In Australia, the GFC now seems to have been a long time ago. Some of us still wake occasionally with a start, but with functioning capital markets, liquidity and close-to-full employment it has become easy to forget the troubles that still exist in the rest of the world. For investors overseas, the reality of the crisis is still in their minds. However, sufficient time has now elapsed to enable them to think about the implications for the future. The Research Foundation of the CFA Institute is a not-for-profit organisation established to promote the development of practical, timely and relevant research for investment practitioners around the world. In late 2010, the foundation published a monograph dealing with investment management after the global financial crisis.
Led by the highly respected Professor of Finance at Yale, Frank Fabozzi CFA, the team interviewed 68 institutional investors, consultants, fund managers and academics to research how the financial crisis affected and will continue to affect investment management decisions as well as the industry itself.
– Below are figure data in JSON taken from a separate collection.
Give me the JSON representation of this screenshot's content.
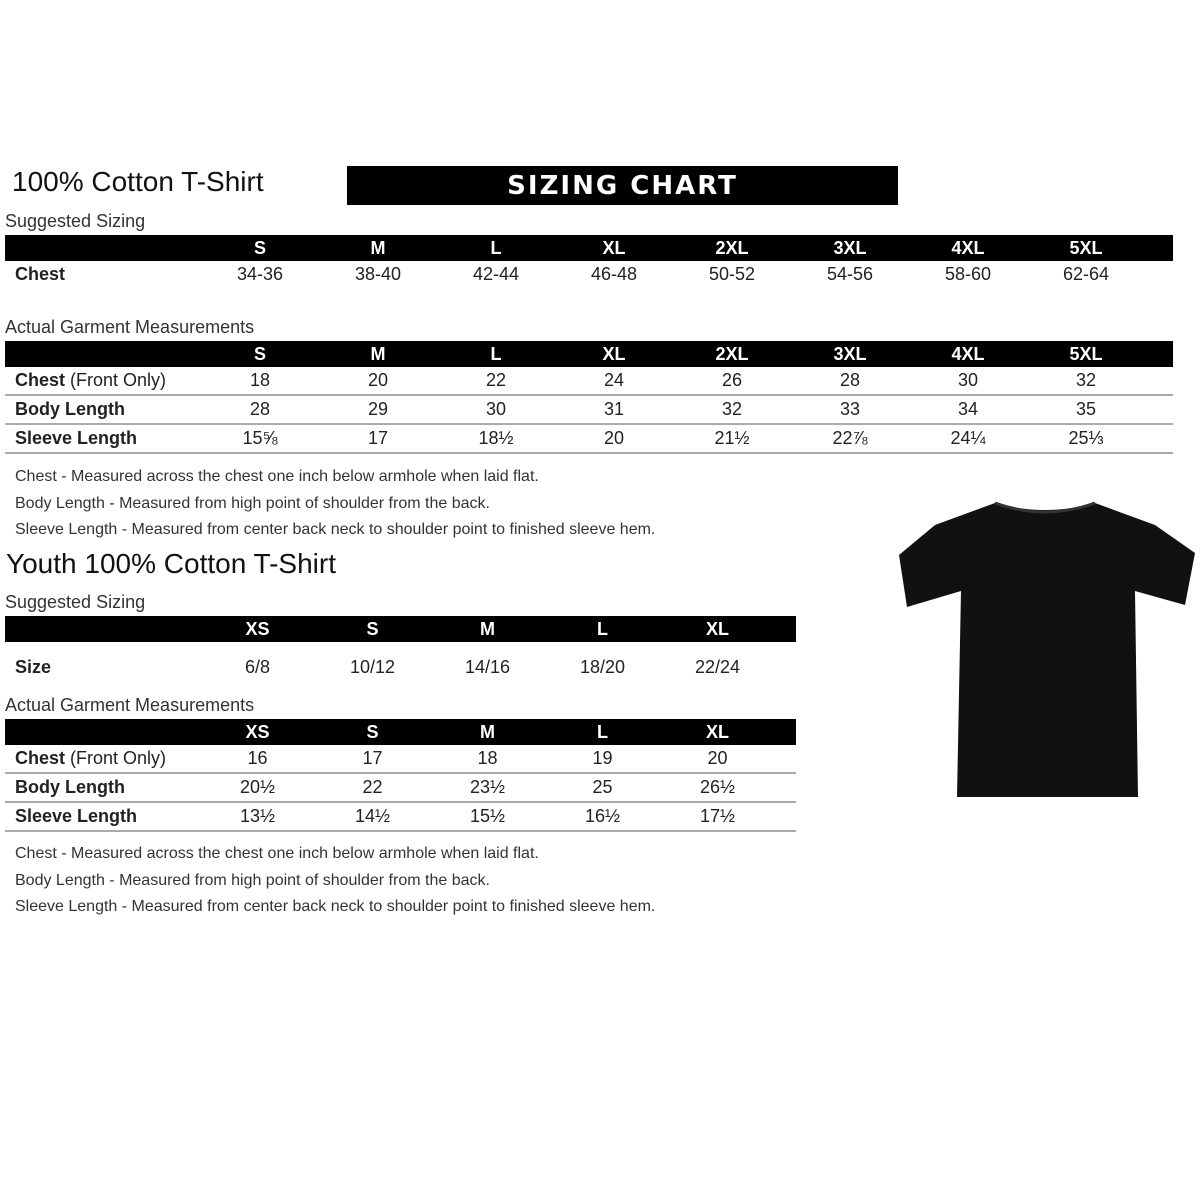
{
  "adult": {
    "title": "100% Cotton T-Shirt",
    "banner": "SIZING CHART",
    "suggested_label": "Suggested Sizing",
    "sizes": [
      "S",
      "M",
      "L",
      "XL",
      "2XL",
      "3XL",
      "4XL",
      "5XL"
    ],
    "suggested_rows": [
      {
        "label": "Chest",
        "values": [
          "34-36",
          "38-40",
          "42-44",
          "46-48",
          "50-52",
          "54-56",
          "58-60",
          "62-64"
        ]
      }
    ],
    "measure_label": "Actual Garment Measurements",
    "measure_rows": [
      {
        "label": "Chest",
        "label_note": " (Front Only)",
        "values": [
          "18",
          "20",
          "22",
          "24",
          "26",
          "28",
          "30",
          "32"
        ]
      },
      {
        "label": "Body Length",
        "label_note": "",
        "values": [
          "28",
          "29",
          "30",
          "31",
          "32",
          "33",
          "34",
          "35"
        ]
      },
      {
        "label": "Sleeve Length",
        "label_note": "",
        "values": [
          "15⅝",
          "17",
          "18½",
          "20",
          "21½",
          "22⅞",
          "24¼",
          "25⅓"
        ]
      }
    ],
    "notes": [
      "Chest - Measured across the chest one inch below armhole when laid flat.",
      "Body Length - Measured from high point of shoulder from the back.",
      "Sleeve Length - Measured from center back neck to shoulder point to finished sleeve hem."
    ]
  },
  "youth": {
    "title": "Youth 100% Cotton T-Shirt",
    "suggested_label": "Suggested Sizing",
    "sizes": [
      "XS",
      "S",
      "M",
      "L",
      "XL"
    ],
    "suggested_rows": [
      {
        "label": "Size",
        "values": [
          "6/8",
          "10/12",
          "14/16",
          "18/20",
          "22/24"
        ]
      }
    ],
    "measure_label": "Actual Garment Measurements",
    "measure_rows": [
      {
        "label": "Chest",
        "label_note": " (Front Only)",
        "values": [
          "16",
          "17",
          "18",
          "19",
          "20"
        ]
      },
      {
        "label": "Body Length",
        "label_note": "",
        "values": [
          "20½",
          "22",
          "23½",
          "25",
          "26½"
        ]
      },
      {
        "label": "Sleeve Length",
        "label_note": "",
        "values": [
          "13½",
          "14½",
          "15½",
          "16½",
          "17½"
        ]
      }
    ],
    "notes": [
      "Chest - Measured across the chest one inch below armhole when laid flat.",
      "Body Length - Measured from high point of shoulder from the back.",
      "Sleeve Length - Measured from center back neck to shoulder point to finished sleeve hem."
    ]
  },
  "shirt_color": "#111111"
}
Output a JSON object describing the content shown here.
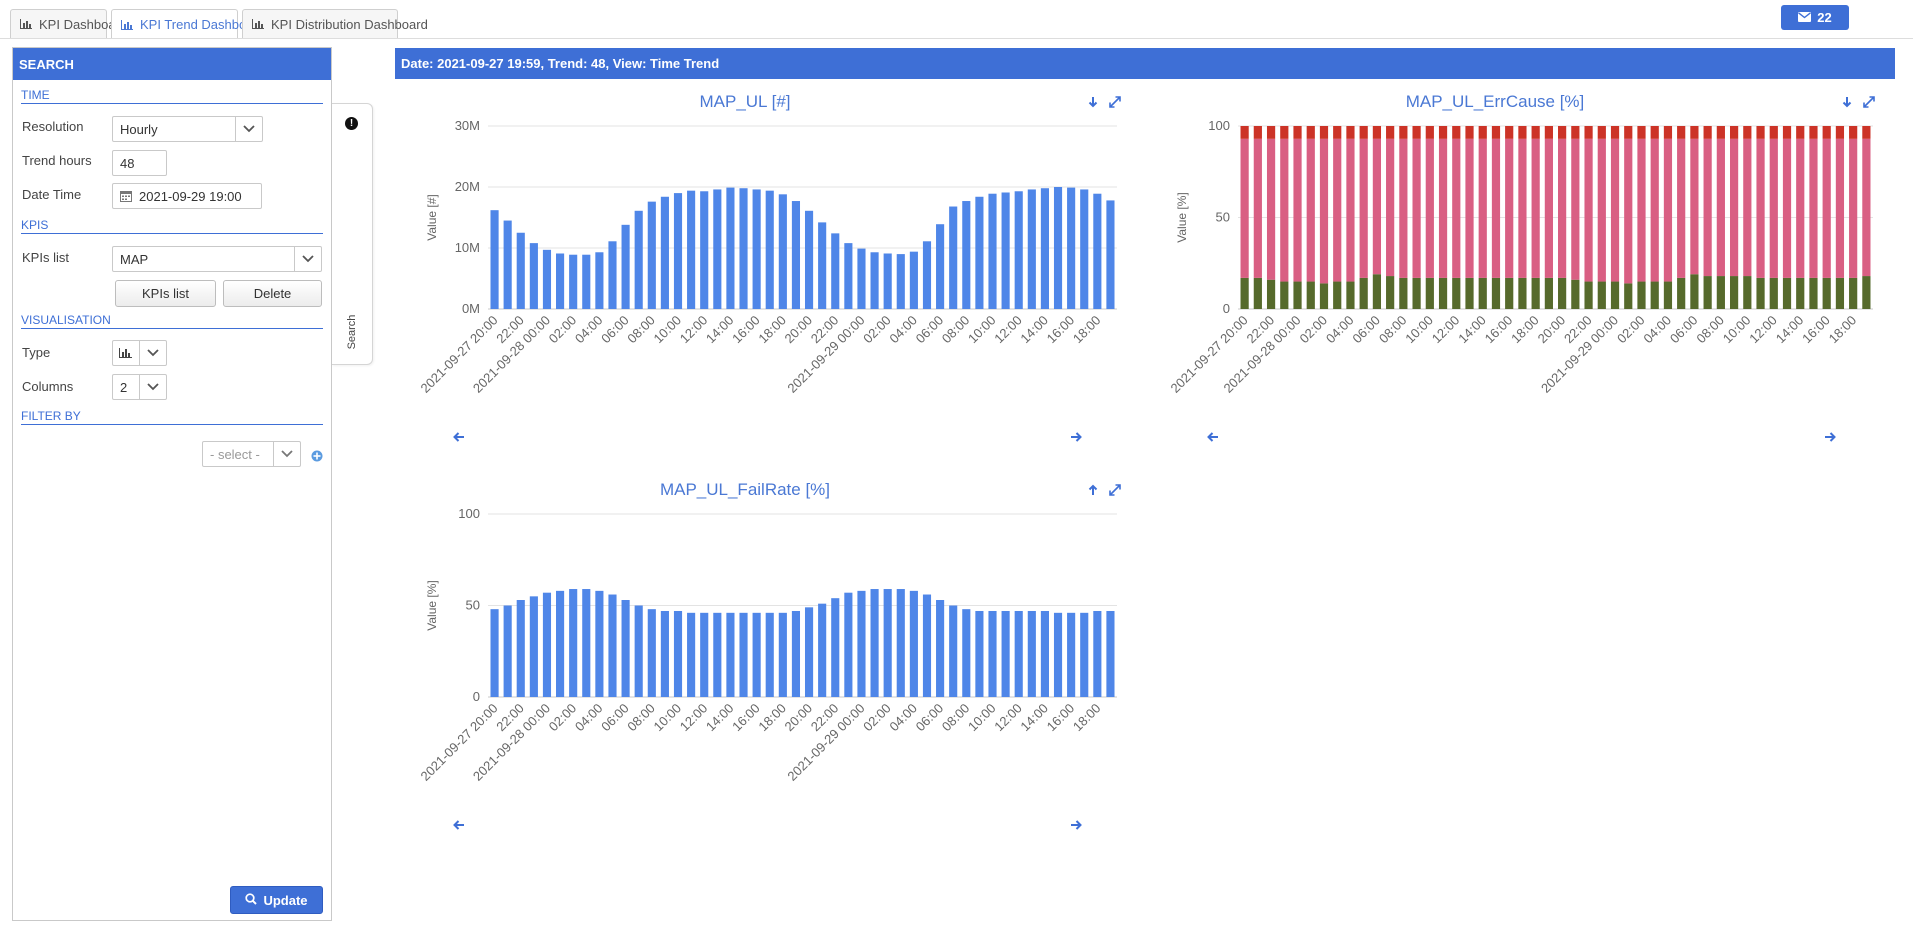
{
  "tabs": [
    {
      "label": "KPI Dashboard",
      "active": false
    },
    {
      "label": "KPI Trend Dashboard",
      "active": true
    },
    {
      "label": "KPI Distribution Dashboard",
      "active": false
    }
  ],
  "messages": {
    "count": "22",
    "icon": "envelope-icon"
  },
  "search_panel": {
    "header": "SEARCH",
    "time_section": "TIME",
    "resolution_label": "Resolution",
    "resolution_value": "Hourly",
    "trend_hours_label": "Trend hours",
    "trend_hours_value": "48",
    "date_time_label": "Date Time",
    "date_time_value": "2021-09-29 19:00",
    "kpis_section": "KPIS",
    "kpis_list_label": "KPIs list",
    "kpis_list_value": "MAP",
    "kpis_list_button": "KPIs list",
    "delete_button": "Delete",
    "visualisation_section": "VISUALISATION",
    "type_label": "Type",
    "columns_label": "Columns",
    "columns_value": "2",
    "filter_section": "FILTER BY",
    "filter_placeholder": "- select -",
    "update_button": "Update"
  },
  "side_tab": {
    "label": "Search"
  },
  "banner": "Date: 2021-09-27 19:59, Trend: 48, View: Time Trend",
  "colors": {
    "accent": "#3e6fd6",
    "bar_blue": "#4f86e8",
    "err_green": "#566a2c",
    "err_pink": "#d95f83",
    "err_red": "#cc3327"
  },
  "chart_data": [
    {
      "type": "bar",
      "title": "MAP_UL [#]",
      "ylabel": "Value [#]",
      "xlabel": "",
      "ylim": [
        0,
        30
      ],
      "yticks": [
        "0M",
        "10M",
        "20M",
        "30M"
      ],
      "tick_labels": [
        "2021-09-27 20:00",
        "22:00",
        "2021-09-28 00:00",
        "02:00",
        "04:00",
        "06:00",
        "08:00",
        "10:00",
        "12:00",
        "14:00",
        "16:00",
        "18:00",
        "20:00",
        "22:00",
        "2021-09-29 00:00",
        "02:00",
        "04:00",
        "06:00",
        "08:00",
        "10:00",
        "12:00",
        "14:00",
        "16:00",
        "18:00"
      ],
      "series": [
        {
          "values": [
            16.2,
            14.5,
            12.5,
            10.8,
            9.7,
            9.1,
            8.9,
            8.9,
            9.3,
            11.1,
            13.8,
            16.1,
            17.6,
            18.4,
            19.0,
            19.4,
            19.3,
            19.6,
            19.9,
            19.8,
            19.6,
            19.4,
            18.8,
            17.7,
            16.1,
            14.2,
            12.4,
            10.8,
            9.9,
            9.3,
            9.1,
            9.0,
            9.4,
            11.1,
            13.9,
            16.8,
            17.7,
            18.4,
            18.9,
            19.1,
            19.3,
            19.6,
            19.8,
            20.0,
            19.9,
            19.6,
            18.9,
            17.8
          ]
        }
      ]
    },
    {
      "type": "bar",
      "stacked": true,
      "title": "MAP_UL_ErrCause [%]",
      "ylabel": "Value [%]",
      "xlabel": "",
      "ylim": [
        0,
        100
      ],
      "yticks": [
        "0",
        "50",
        "100"
      ],
      "tick_labels": [
        "2021-09-27 20:00",
        "22:00",
        "2021-09-28 00:00",
        "02:00",
        "04:00",
        "06:00",
        "08:00",
        "10:00",
        "12:00",
        "14:00",
        "16:00",
        "18:00",
        "20:00",
        "22:00",
        "2021-09-29 00:00",
        "02:00",
        "04:00",
        "06:00",
        "08:00",
        "10:00",
        "12:00",
        "14:00",
        "16:00",
        "18:00"
      ],
      "series": [
        {
          "values": [
            17,
            17,
            16,
            15,
            15,
            15,
            14,
            15,
            15,
            17,
            19,
            18,
            17,
            17,
            17,
            17,
            17,
            17,
            17,
            17,
            17,
            17,
            17,
            17,
            17,
            16,
            15,
            15,
            15,
            14,
            15,
            15,
            15,
            17,
            19,
            18,
            18,
            18,
            18,
            17,
            17,
            17,
            17,
            17,
            17,
            17,
            17,
            18
          ]
        },
        {
          "values": [
            76,
            76,
            77,
            78,
            78,
            78,
            79,
            78,
            78,
            76,
            74,
            75,
            76,
            76,
            76,
            76,
            76,
            76,
            76,
            76,
            76,
            76,
            76,
            76,
            76,
            77,
            78,
            78,
            78,
            79,
            78,
            78,
            78,
            76,
            74,
            75,
            75,
            75,
            75,
            76,
            76,
            76,
            76,
            76,
            76,
            76,
            76,
            75
          ]
        },
        {
          "values": [
            7,
            7,
            7,
            7,
            7,
            7,
            7,
            7,
            7,
            7,
            7,
            7,
            7,
            7,
            7,
            7,
            7,
            7,
            7,
            7,
            7,
            7,
            7,
            7,
            7,
            7,
            7,
            7,
            7,
            7,
            7,
            7,
            7,
            7,
            7,
            7,
            7,
            7,
            7,
            7,
            7,
            7,
            7,
            7,
            7,
            7,
            7,
            7
          ]
        }
      ]
    },
    {
      "type": "bar",
      "title": "MAP_UL_FailRate [%]",
      "ylabel": "Value [%]",
      "xlabel": "",
      "ylim": [
        0,
        100
      ],
      "yticks": [
        "0",
        "50",
        "100"
      ],
      "tick_labels": [
        "2021-09-27 20:00",
        "22:00",
        "2021-09-28 00:00",
        "02:00",
        "04:00",
        "06:00",
        "08:00",
        "10:00",
        "12:00",
        "14:00",
        "16:00",
        "18:00",
        "20:00",
        "22:00",
        "2021-09-29 00:00",
        "02:00",
        "04:00",
        "06:00",
        "08:00",
        "10:00",
        "12:00",
        "14:00",
        "16:00",
        "18:00"
      ],
      "series": [
        {
          "values": [
            48,
            50,
            53,
            55,
            57,
            58,
            59,
            59,
            58,
            56,
            53,
            50,
            48,
            47,
            47,
            46,
            46,
            46,
            46,
            46,
            46,
            46,
            46,
            47,
            49,
            51,
            54,
            57,
            58,
            59,
            59,
            59,
            58,
            56,
            53,
            50,
            48,
            47,
            47,
            47,
            47,
            47,
            47,
            46,
            46,
            46,
            47,
            47
          ]
        }
      ]
    }
  ]
}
Two areas in particular that dominated the discussion: asset allocation and risk management. It is worth reflecting on these and how they might relate to local conditions. The importance of asset allocation is possibly the major theme to (re-) emerge. It was back in 1991 that Brinson, Singer and Beebower’s influential paper confirmed that, on average, more than 90 per cent of the variation of returns over time is explained by asset allocation decisions.
Bet a volatility It is easy to see that no amount of alpha could compensate for the beta volatility of the GFC. This was when, as we know, bonds outperformed equities by more than 50 per cent in a year. Yet despite this, for whatever reason, there has been a marked emphasis on manager selection over asset allocation in the past decade or so. (I’m yet to see any ‘Asset Allocator of the Year’ awards, for example). Looking forward, the research points to strong growth in the demand for asset allocation advice, as well as asset allocation strategies such as unconstrained multi-asset class mandates with absolute return objectives. Part of this will naturally involve dynamic asset allocation (DAA). It would have been hard to have missed the rapid growth in the popularity of this idea over the past two years or so.